I'm not sure why you increment ecx before processing the first character in the string
the assembly code you posted doesn't appear to actually loop over the string
I've put some comments into your code:-
; this is OK: setting up the stack frame and saving important register
; on Win32, the registers that need saving are: esi, edi and ebx
; the rest can be used without needing to preserve them
push ebp
mov ebp, esp
push esi
push ebx
xor eax, eax
mov ecx, [ebp + 8]
; you said that this checked [ecx] for zero, but I think you've just written
; that wrong, this checks the value of ecx for zero, the [reg] form usually indicates
; the value at the address defined by reg
; so this is effectively doing a null pointer check (which is good)
jecxz end
mov esi, [ebp + 12]
mov edx, [ebp + 16]
xor bl, bl
firstLoop:
add bl, 1
; you increment ecx before loading the first character, this means
; that the function ignores the first character of the string
; and will therefore produce an incorrect result if the string
; starts with a character that needs replacing
add ecx, 1
; characters are 8 bit, not 32 bit (mentioned in comments elsewhere)
mov eax, [ecx]
cmp eax, 0
jz end
push eax
; possibly segfaults due to character out of range
; also, as mentioned elsewhere, the function you call here must conform to the
; the standard calling convention of the system (e.g, preserve esi, edi and ebx for
; Win32 systems), so eax, ecx and edx can change, so next time you call
; [edx] it might be referencing random memory
; either save edx on the stack (push before pushing parameters, pop after add esp)

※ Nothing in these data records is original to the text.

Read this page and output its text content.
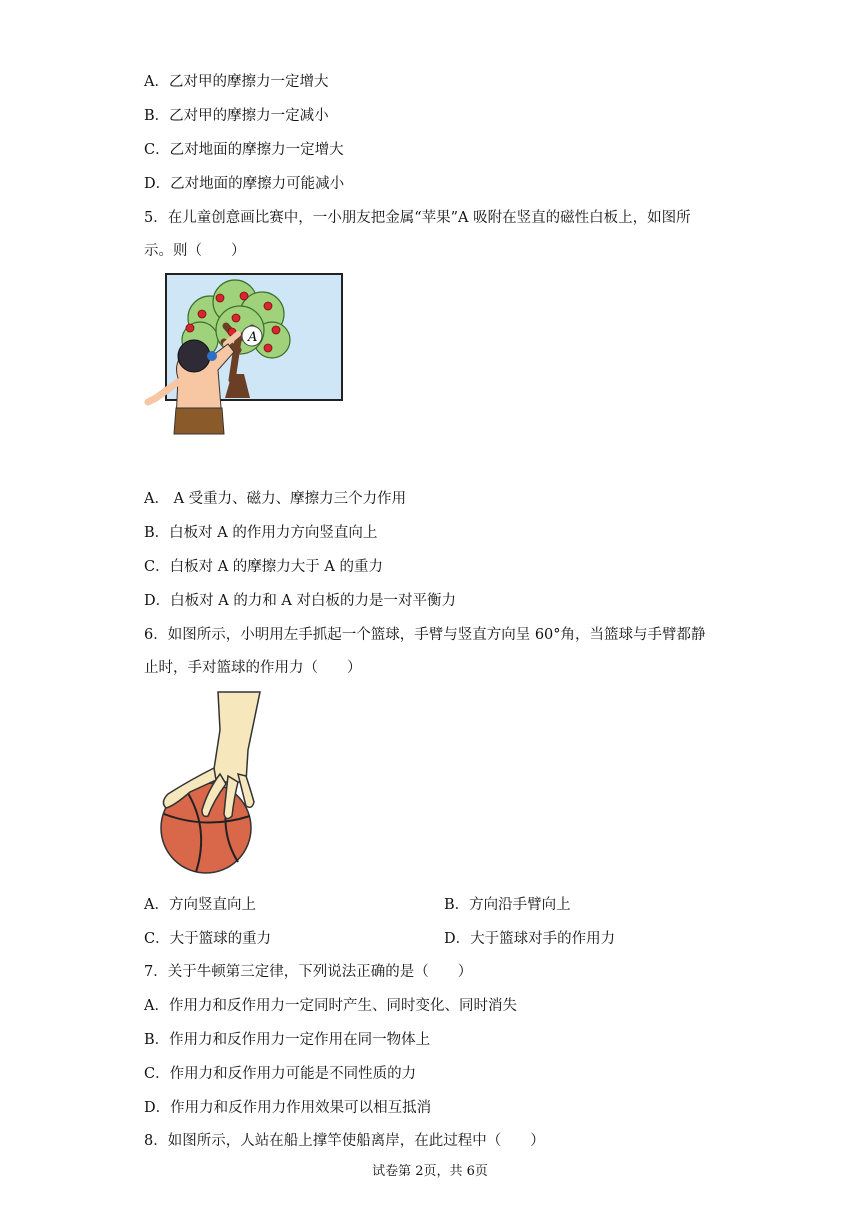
A．乙对甲的摩擦力一定增大
B．乙对甲的摩擦力一定减小
C．乙对地面的摩擦力一定增大
D．乙对地面的摩擦力可能减小
5．在儿童创意画比赛中，一小朋友把金属“苹果”A 吸附在竖直的磁性白板上，如图所
示。则（　　）
A
A． A 受重力、磁力、摩擦力三个力作用
B．白板对 A 的作用力方向竖直向上
C．白板对 A 的摩擦力大于 A 的重力
D．白板对 A 的力和 A 对白板的力是一对平衡力
6．如图所示，小明用左手抓起一个篮球，手臂与竖直方向呈 60°角，当篮球与手臂都静
止时，手对篮球的作用力（　　）
A．方向竖直向上	B．方向沿手臂向上
C．大于篮球的重力	D．大于篮球对手的作用力
7．关于牛顿第三定律，下列说法正确的是（　　）
A．作用力和反作用力一定同时产生、同时变化、同时消失
B．作用力和反作用力一定作用在同一物体上
C．作用力和反作用力可能是不同性质的力
D．作用力和反作用力作用效果可以相互抵消
8．如图所示，人站在船上撑竿使船离岸，在此过程中（　　）
试卷第 2页，共 6页
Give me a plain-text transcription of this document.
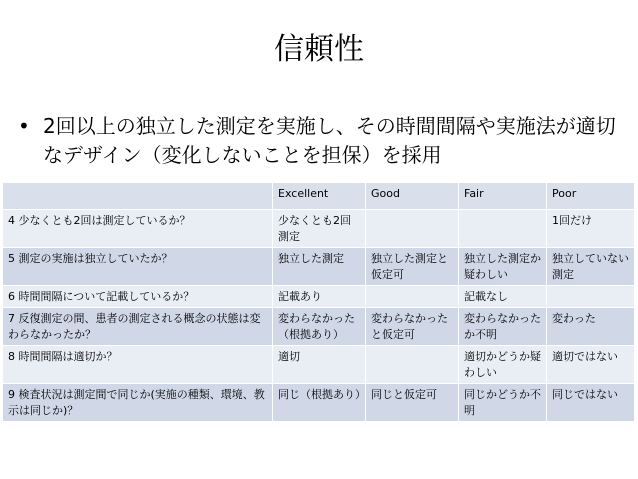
信頼性
• 2回以上の独立した測定を実施し、その時間間隔や実施法が適切なデザイン（変化しないことを担保）を採用
	Excellent	Good	Fair	Poor
4 少なくとも2回は測定しているか？	少なくとも2回測定			1回だけ
5 測定の実施は独立していたか？	独立した測定	独立した測定と仮定可	独立した測定か疑わしい	独立していない測定
6 時間間隔について記載しているか？	記載あり		記載なし	
7 反復測定の間、患者の測定される概念の状態は変わらなかったか？	変わらなかった（根拠あり）	変わらなかったと仮定可	変わらなかったか不明	変わった
8 時間間隔は適切か？	適切		適切かどうか疑わしい	適切ではない
9 検査状況は測定間で同じか(実施の種類、環境、教示は同じか)？	同じ（根拠あり）	同じと仮定可	同じかどうか不明	同じではない
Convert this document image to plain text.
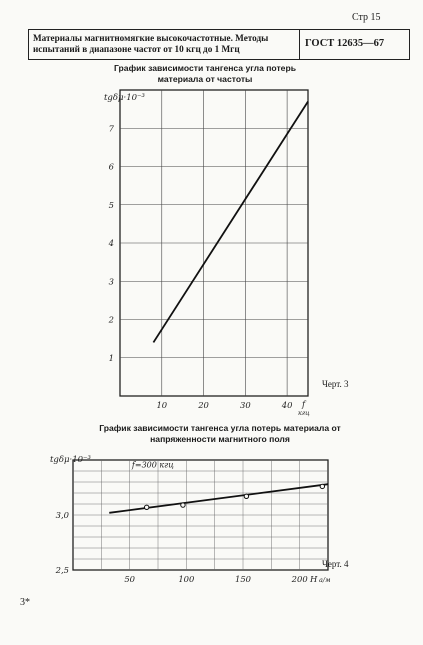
Стр 15
Материалы магнитномягкие высокочастотные. Методы испытаний в диапазоне частот от 10 кгц до 1 Мгц	ГОСТ 12635—67
График зависимости тангенса угла потерь материала от частоты
График зависимости тангенса угла потерь материала от напряженности магнитного поля
10	20	30	40
1
2
3
4
5
6
7
tgδμ·10⁻³
f
кгц
50	100	150	200
2,5
3,0
tgδμ·10⁻³
H а/м
f=300 кгц
Черт. 3
Черт. 4
3*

; or just load edx with [ebp+16] here instead of at the start
call edx
add esp, 4
mov ebx, eax
; more functionality required here!
end:
; restore important values, etc
pop ebx
pop esi
mov esp, ebp
pop ebp
; the result of the function should be in eax, but that's not set up properly yet
ret
Comments on your inner loop:-
firstLoop:
xor eax, eax
; you're loading a 32 bit value and checking for zero,
; strings are terminated with a null character, an 8 bit value,
; not a 32 bit value, so you're reading past the end of the string
; so this is unlikely to correctly test the end of string
mov edi, [ecx]
cmp edi, 0
jz end
mov edi, ecx ; save array
movzx eax, byte [ecx] ;load single byte into eax
; you need to keep ebp! its value must be saved (at the end,
; you do a mov esp,ebp)
mov ebp, edx ; save function pointer
push eax ; parameter for (*isinsubset)
call edx ; execute (*isinsubset)
mov ecx, edi ; restore array
cmp eax, 0
jne secondLoop
mov edx, ebp ; restore function pointer
add esp, 4 ; "pop off" the parameter
mov ebx, eax ; store return value
add ecx, 1
jmp firstLoop
secondLoop:
; again, your accessing the string using a 32 bit value, not an 8 bit value
; so you're replacing the matched character and the three next characters
; with the new value
; the upper 24 bits are probably zero so the loop will terminate on the
; next character
; also, the function seems to be returning a count of characters replaced,
; but you're not recording the fact that characters have been replaced
mov [ecx], esi
mov edx, ebp
add esp, 4
mov ebx, eax
add ecx, 1
jmp firstLoop
You do seem to be having trouble with the way the memory works, you are getting confused between 8 bit and 32 bit memory access.